Bis gestern Abend. Seit diesem wundervollen Konzert sehe ich die Band in einem anderen Licht. Aber der Reihe nach.
Vor gut einer Woche sah ich an gleicher Stelle die wundervollen I am Kloot und dachte, „Mensch, warum gibt es nicht mehr so sympathische, nette Bands.“ Das scheint jemand gehört zu haben, den Elbow, die gestern im ausverkauften Luxor groß aufspielten, sind mindestens genauso sympathisch. Mindestens!
Ich bin immer noch ein wenig sprachlos. Das hatte ich nicht erwartet!
Aber was hatte ich erwartet? Im I-Net habe ich einige Liveschnipsel gesehen, auf denen Elbow bühnentechnisch sehr groß wirkten. Mit Trompeten, Violistinen, Backroundsängerinnen und dem ganzen Kram.
Sollte es das alles heute auch im doch relativ kleinen Luxor geben? Wenn ja, wird die Bühne nicht aus allen Nähten platzen?
Ich war mehr als sehr gespannt…
Die Schönheit des Abends begann früh. Guy Garvey persönlich betrat um kurz nach neun die Bühne, um den Elbow Support Jesca Hoop anzukündigen. Guy Garvey als Conferencier alter Schule. Er tat dies auf so sympathische Art und Weise, dass ich für ihn sofort die Schublade netter Mensch öffnen muss. Keine zweite Chance für einen ersten Eindruck.

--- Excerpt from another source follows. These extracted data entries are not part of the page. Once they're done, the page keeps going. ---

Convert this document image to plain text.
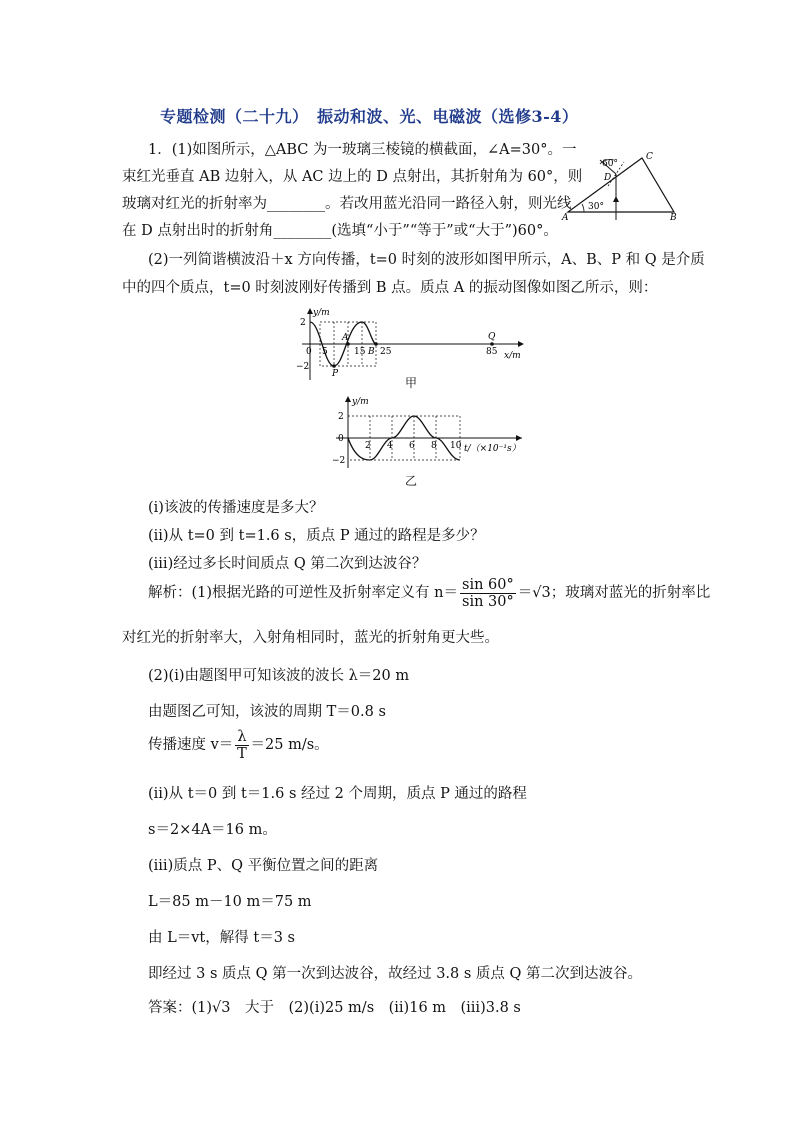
专题检测（二十九）　振动和波、光、电磁波（选修3-4）
1．(1)如图所示，△ABC 为一玻璃三棱镜的横截面，∠A=30°。一
束红光垂直 AB 边射入，从 AC 边上的 D 点射出，其折射角为 60°，则
玻璃对红光的折射率为________。若改用蓝光沿同一路径入射，则光线
在 D 点射出时的折射角________(选填“小于”“等于”或“大于”)60°。
(2)一列简谐横波沿＋x 方向传播，t=0 时刻的波形如图甲所示，A、B、P 和 Q 是介质
中的四个质点，t=0 时刻波刚好传播到 B 点。质点 A 的振动图像如图乙所示，则：
60°
30°
A	B
C
D
y/m
x/m
2
−2
0 5	15 25	85
A
B
P
Q
甲
y/m
t/（×10⁻¹s）
2
0
−2
2 4 6 8 10
乙
(ⅰ)该波的传播速度是多大？
(ⅱ)从 t=0 到 t=1.6 s，质点 P 通过的路程是多少？
(ⅲ)经过多长时间质点 Q 第二次到达波谷？
解析：(1)根据光路的可逆性及折射率定义有 $n= \frac{\sin 60^\circ}{\sin 30^\circ} =√3$；玻璃对蓝光的折射率比
对红光的折射率大，入射角相同时，蓝光的折射角更大些。
(2)(ⅰ)由题图甲可知该波的波长 λ＝20 m
由题图乙可知，该波的周期 T＝0.8 s
传播速度 $v= \frac{\lambda}{T} =25$ m/s。
(ⅱ)从 t＝0 到 t＝1.6 s 经过 2 个周期，质点 P 通过的路程
s＝2×4A＝16 m。
(ⅲ)质点 P、Q 平衡位置之间的距离
L＝85 m－10 m＝75 m
由 L＝vt，解得 t＝3 s
即经过 3 s 质点 Q 第一次到达波谷，故经过 3.8 s 质点 Q 第二次到达波谷。
答案：(1)√3　大于　(2)(ⅰ)25 m/s　(ⅱ)16 m　(ⅲ)3.8 s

„Jesca sei ihre Lieblings-Singer-Songwriterin und man freue sich, dass sie bei der Tour mit dabei sei.“
Als ob es hierfür noch einer Bestätigung bedarf, unterstützen diverse Elbow– Bandmitglieder den Akustikgitarrenauftritt der Amerikanerin gesanglich. Beim dritten Song half eine der Elbow- Violistinen aus, bei „Murder of the birds“ übernahm Guy den zweiten Gesangspart.

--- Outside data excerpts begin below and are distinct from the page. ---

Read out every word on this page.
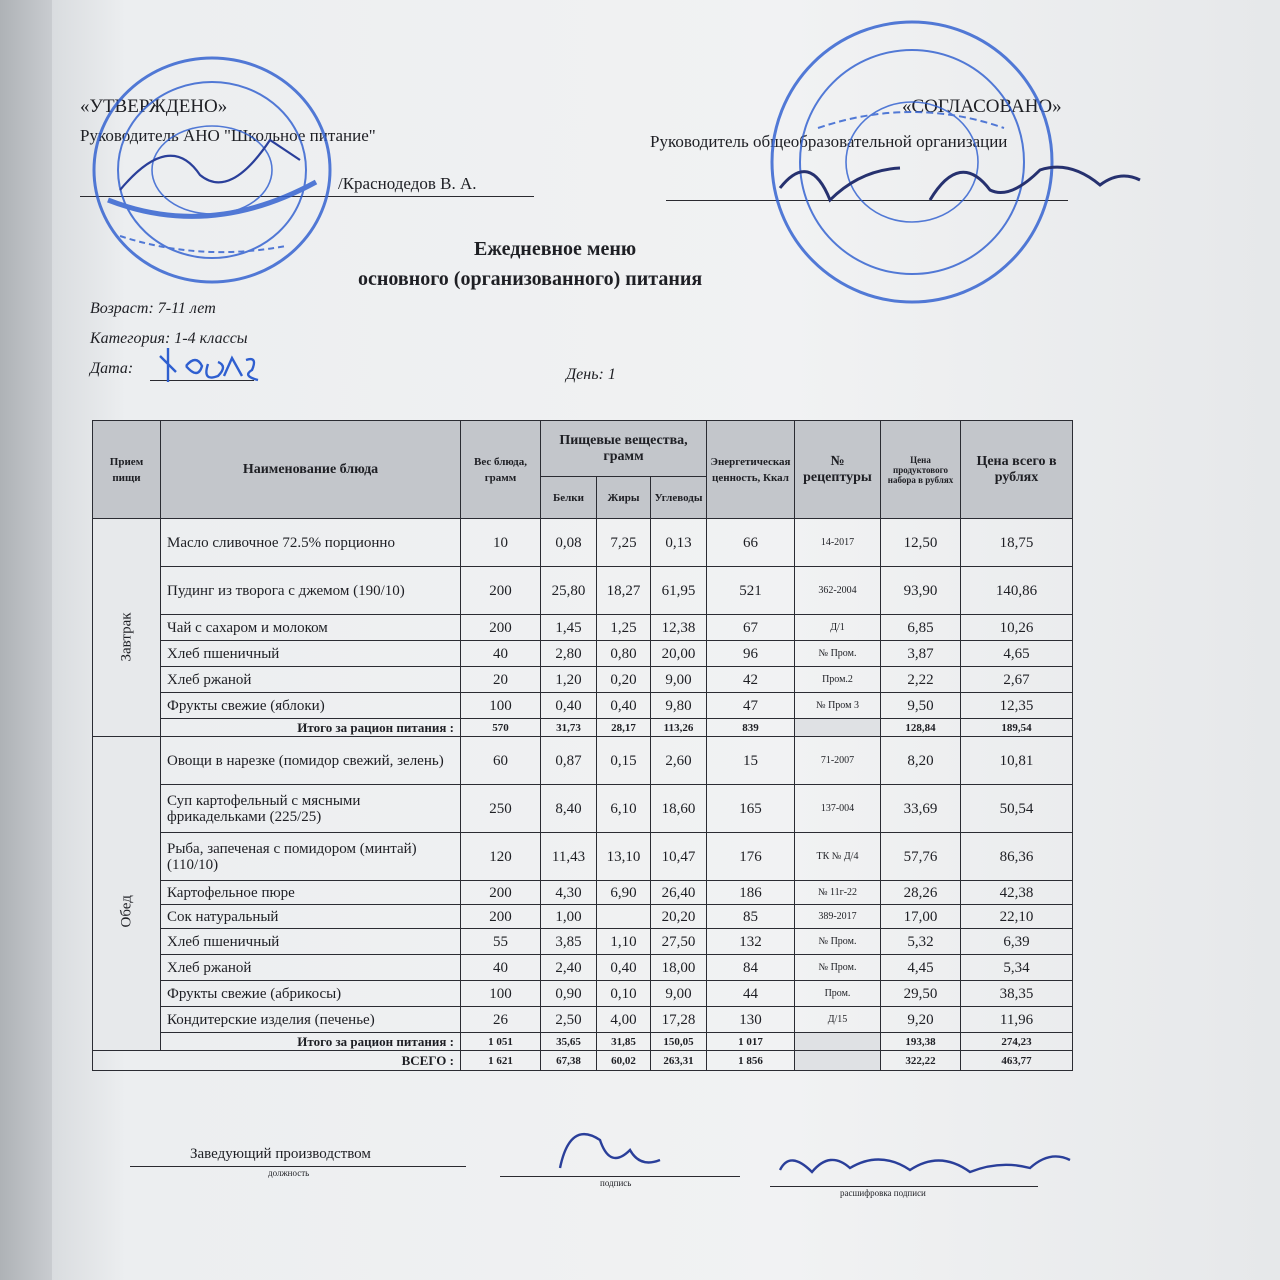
«УТВЕРЖДЕНО»
Руководитель АНО "Школьное питание"
/Краснодедов В. А.
«СОГЛАСОВАНО»
Руководитель общеобразовательной организации
Ежедневное меню
основного (организованного) питания
Возраст: 7-11 лет
Категория: 1-4 классы
Дата:	День: 1
Прием пищи	Наименование блюда	Вес блюда, грамм	Пищевые вещества, грамм			Энергетическая ценность, Ккал	№ рецептуры	Цена продуктового набора в рублях	Цена всего в рублях
			Белки	Жиры	Углеводы				

Завтрак	Масло сливочное 72.5% порционно	10	0,08	7,25	0,13	66	14-2017	12,50	18,75
	Пудинг из творога с джемом (190/10)	200	25,80	18,27	61,95	521	362-2004	93,90	140,86
	Чай с сахаром и молоком	200	1,45	1,25	12,38	67	Д/1	6,85	10,26
	Хлеб пшеничный	40	2,80	0,80	20,00	96	№ Пром.	3,87	4,65
	Хлеб ржаной	20	1,20	0,20	9,00	42	Пром.2	2,22	2,67
	Фрукты свежие (яблоки)	100	0,40	0,40	9,80	47	№ Пром 3	9,50	12,35
	Итого за рацион питания :	570	31,73	28,17	113,26	839		128,84	189,54

Обед	Овощи в нарезке (помидор свежий, зелень)	60	0,87	0,15	2,60	15	71-2007	8,20	10,81
	Суп картофельный с мясными фрикадельками (225/25)	250	8,40	6,10	18,60	165	137-004	33,69	50,54
	Рыба, запеченая с помидором (минтай) (110/10)	120	11,43	13,10	10,47	176	ТК № Д/4	57,76	86,36
	Картофельное пюре	200	4,30	6,90	26,40	186	№ 11г-22	28,26	42,38
	Сок натуральный	200	1,00		20,20	85	389-2017	17,00	22,10
	Хлеб пшеничный	55	3,85	1,10	27,50	132	№ Пром.	5,32	6,39
	Хлеб ржаной	40	2,40	0,40	18,00	84	№ Пром.	4,45	5,34
	Фрукты свежие (абрикосы)	100	0,90	0,10	9,00	44	Пром.	29,50	38,35
	Кондитерские изделия (печенье)	26	2,50	4,00	17,28	130	Д/15	9,20	11,96
	Итого за рацион питания :	1 051	35,65	31,85	150,05	1 017		193,38	274,23
ВСЕГО :		1 621	67,38	60,02	263,31	1 856		322,22	463,77
Заведующий производством
должность
подпись
расшифровка подписи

Nach dem Song erfahren wir, dass beide dieses Stück gemeinsam eingespielt haben. Jesca nahm ihren Teil in Los Angeles auf und schickte die Bänder anschließend nach Manchester, wo der Elbow- Mann seinen Gesangspart dazumischte. Musikglobalisierung. Veröffentlicht ist das Stück auf der jüngst erschienen Kismet Acoustic EP.Elbow 05112008
Elbow sind live eine Show für sich. Fünf Musiker plus drei Backroundsängerinnen / Violistinnen / Cellistinnen, da erschien die Bühne des Luxors tatsächlich mehrmals zu klein. Craig Potter am Keyboard saß beinahe unsichtbar für uns hinter dem linken Boxenpfeiler, die drei Damen in festlicher Abendkleidung standen gar direkt vor der Bühnenrückwand. Direkt am Bühnenrand standen rechts die Gitarrenbatterie, Pete Turner, Sänger Guy Garvey neben dem erwähnten Boxenturm Gitarrist Mark Potter. Schlagzeuger Richard Jupp saß in seinem Glaskasten irgendwo, wo noch Platz war.

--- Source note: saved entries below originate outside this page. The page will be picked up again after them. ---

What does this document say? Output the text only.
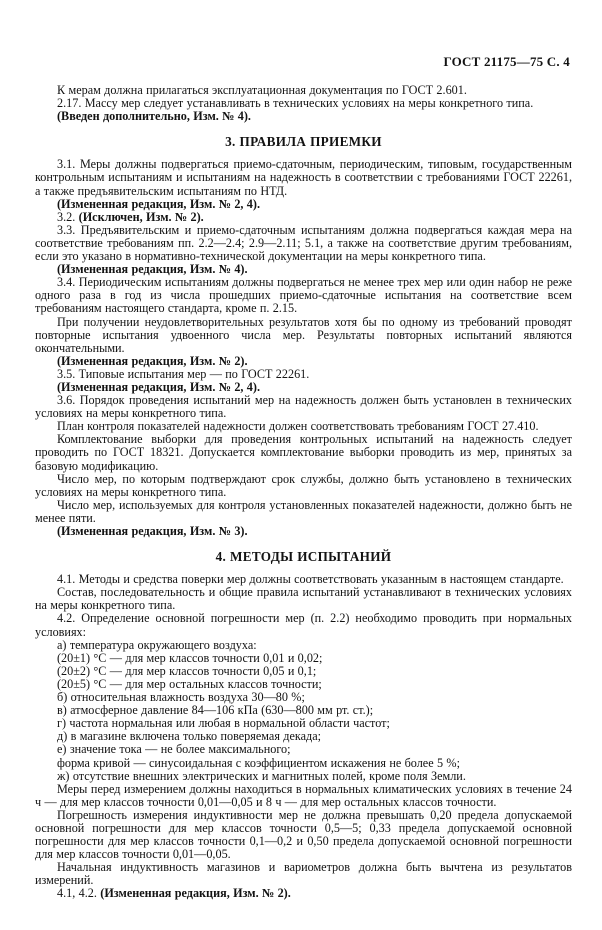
ГОСТ 21175—75 С. 4

К мерам должна прилагаться эксплуатационная документация по ГОСТ 2.601.

2.17. Массу мер следует устанавливать в технических условиях на меры конкретного типа.

(Введен дополнительно, Изм. № 4).

3. ПРАВИЛА ПРИЕМКИ

3.1. Меры должны подвергаться приемо-сдаточным, периодическим, типовым, государственным контрольным испытаниям и испытаниям на надежность в соответствии с требованиями ГОСТ 22261, а также предъявительским испытаниям по НТД.

(Измененная редакция, Изм. № 2, 4).

3.2. (Исключен, Изм. № 2).

3.3. Предъявительским и приемо-сдаточным испытаниям должна подвергаться каждая мера на соответствие требованиям пп. 2.2—2.4; 2.9—2.11; 5.1, а также на соответствие другим требованиям, если это указано в нормативно-технической документации на меры конкретного типа.

(Измененная редакция, Изм. № 4).

3.4. Периодическим испытаниям должны подвергаться не менее трех мер или один набор не реже одного раза в год из числа прошедших приемо-сдаточные испытания на соответствие всем требованиям настоящего стандарта, кроме п. 2.15.

При получении неудовлетворительных результатов хотя бы по одному из требований проводят повторные испытания удвоенного числа мер. Результаты повторных испытаний являются окончательными.

(Измененная редакция, Изм. № 2).

3.5. Типовые испытания мер — по ГОСТ 22261.

(Измененная редакция, Изм. № 2, 4).

3.6. Порядок проведения испытаний мер на надежность должен быть установлен в технических условиях на меры конкретного типа.

План контроля показателей надежности должен соответствовать требованиям ГОСТ 27.410.

Комплектование выборки для проведения контрольных испытаний на надежность следует проводить по ГОСТ 18321. Допускается комплектование выборки проводить из мер, принятых за базовую модификацию.

Число мер, по которым подтверждают срок службы, должно быть установлено в технических условиях на меры конкретного типа.

Число мер, используемых для контроля установленных показателей надежности, должно быть не менее пяти.

(Измененная редакция, Изм. № 3).

4. МЕТОДЫ ИСПЫТАНИЙ

4.1. Методы и средства поверки мер должны соответствовать указанным в настоящем стандарте.

Состав, последовательность и общие правила испытаний устанавливают в технических условиях на меры конкретного типа.

4.2. Определение основной погрешности мер (п. 2.2) необходимо проводить при нормальных условиях:

а) температура окружающего воздуха:

(20±1) °С — для мер классов точности 0,01 и 0,02;

(20±2) °С — для мер классов точности 0,05 и 0,1;

(20±5) °С — для мер остальных классов точности;

б) относительная влажность воздуха 30—80 %;

в) атмосферное давление 84—106 кПа (630—800 мм рт. ст.);

г) частота нормальная или любая в нормальной области частот;

д) в магазине включена только поверяемая декада;

е) значение тока — не более максимального;

форма кривой — синусоидальная с коэффициентом искажения не более 5 %;

ж) отсутствие внешних электрических и магнитных полей, кроме поля Земли.

Меры перед измерением должны находиться в нормальных климатических условиях в течение 24 ч — для мер классов точности 0,01—0,05 и 8 ч — для мер остальных классов точности.

Погрешность измерения индуктивности мер не должна превышать 0,20 предела допускаемой основной погрешности для мер классов точности 0,5—5; 0,33 предела допускаемой основной погрешности для мер классов точности 0,1—0,2 и 0,50 предела допускаемой основной погрешности для мер классов точности 0,01—0,05.

Начальная индуктивность магазинов и вариометров должна быть вычтена из результатов измерений.

4.1, 4.2. (Измененная редакция, Изм. № 2).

Vom ersten Ton hatte ich ein gutes Gefühl und war voller Begeisterung. Klar, die Sympathiepunkte waren vergeben, so fiel der Einstieg in mein erstes Elbowkonzert nicht sonderlich schwer.
Es begann erwartet opulent mit Trompeten. „Starlings“ und „The Bones of you“ vom neuen Album „The seldom seen kid“ machten den Anfang. Als Ansage zum Song „Mirror Ball“ kam das, was heute einfach kommen musste. „Today is an important day for world politics. The next song is dedicated to the new President Mr Obama and to all the people who voted for him.“
„Everything has changed“, eine Textzeile aus „Mirror Ball“ passt aber auch zu gut zum Tagesmotto. Diese Überleitung durften sich Elbow nicht entgehen lassen.
Spätestens jetzt war das Luxor völlig überwältigt. Spätestens jetzt setzte bei mir dieses wohlige Konzertgänsehautgefühl ein.
Gespickt mit launigen Ansagen, netten Gesten, einem gemeinschaftlichen Likörchenumtrunk am Keyboard und immer einem Lächeln und Augen für das Publikum spielten sich Elbow durch ihr Set.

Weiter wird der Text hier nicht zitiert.